The eurozone debt crisis may deepen yet as eastern European borrowers who took loans in a strengthening Swiss franc struggle to repay western European banks, reports Bloomberg quoting UBS Wealth Management.

Lenders including Unicredit SpA (UCG)Erste Group Bank AG (EBS), Raiffeisen Bank International AG (RBI) and Bayerische Landesbank have 80 billion Swiss francs ($101 billion) of household debt in Hungary, Poland and Croatia, emerging-markets analyst Kilian Reber said. Borrowers face higher payments after the franc gained 9.5% against the forint, 14% against the zloty and 9% against the kuna in the past three months.

“Increased stress on Hungarian and also Polish and Croatian borrowers with Swiss-franc denominated mortgages and consumer loans could send shockwaves through the eurozone,” Reber said yesterday in a phone interview with Bloomberg

He assigns a 20% to 30% chance of a stronger franc triggering defaults in easternEurope and fanning the euro-region debt crisis by forcing western European banks to seek new bailouts.

The franc is this year’s best performing currency and considered as a haven by investors as the U.S. economy slows and Europe’s debt crisis pushes toward Italy and Spain.

More than 60% of Hungary’s household debt is denominated in francs, equivalent to 16% of gross domestic product, according to UBS Wealth Management. More than one in ten Swiss-franc loans is non-performing in Hungary.


Under the wealth manager’s base case, damage to western European banks will be limited as the Swiss economy slows and the central bank works to halt the franc’s advance. It forecasts the franc, which touched a record high of HUF 272 on Aug. 10, will weaken to HUF 210 in 12 months.

Western European lenders, which control three quarters of eastern Europe’s banking industry, have scaled back loans to each other as the debt crisis worsens and the global economy slows.

Banks deposited €128.7 billion overnight with the European Central Bank Aug. 22, more than three times this year’s average, instead of lending the money to other companies. Banks also borrowed €555 million from the ECB’s overnight marginal lending facility, up from €90 million Aug. 21.
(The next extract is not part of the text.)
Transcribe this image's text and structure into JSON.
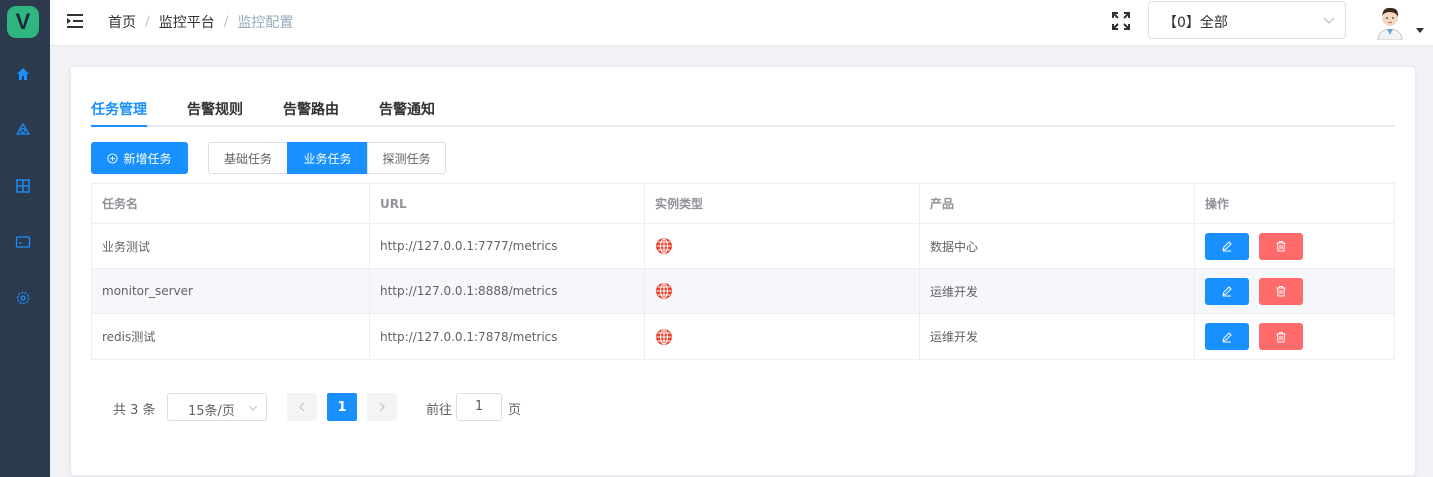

European bank stocks have lost 20% as Royal Bank of Scotland Group Plc (RBS) and Societe Generale (GLE) SA declined 43% and 39%. The cost of insuring European bank debt against default reached a record yesterday, with the Markit iTraxx Financial Index of credit-default swaps linked to senior debt of 25 European banks and insurers rising to 252 basis points, compared with 149 after Lehman Brothers Holdings Inc. collapsed in 2008.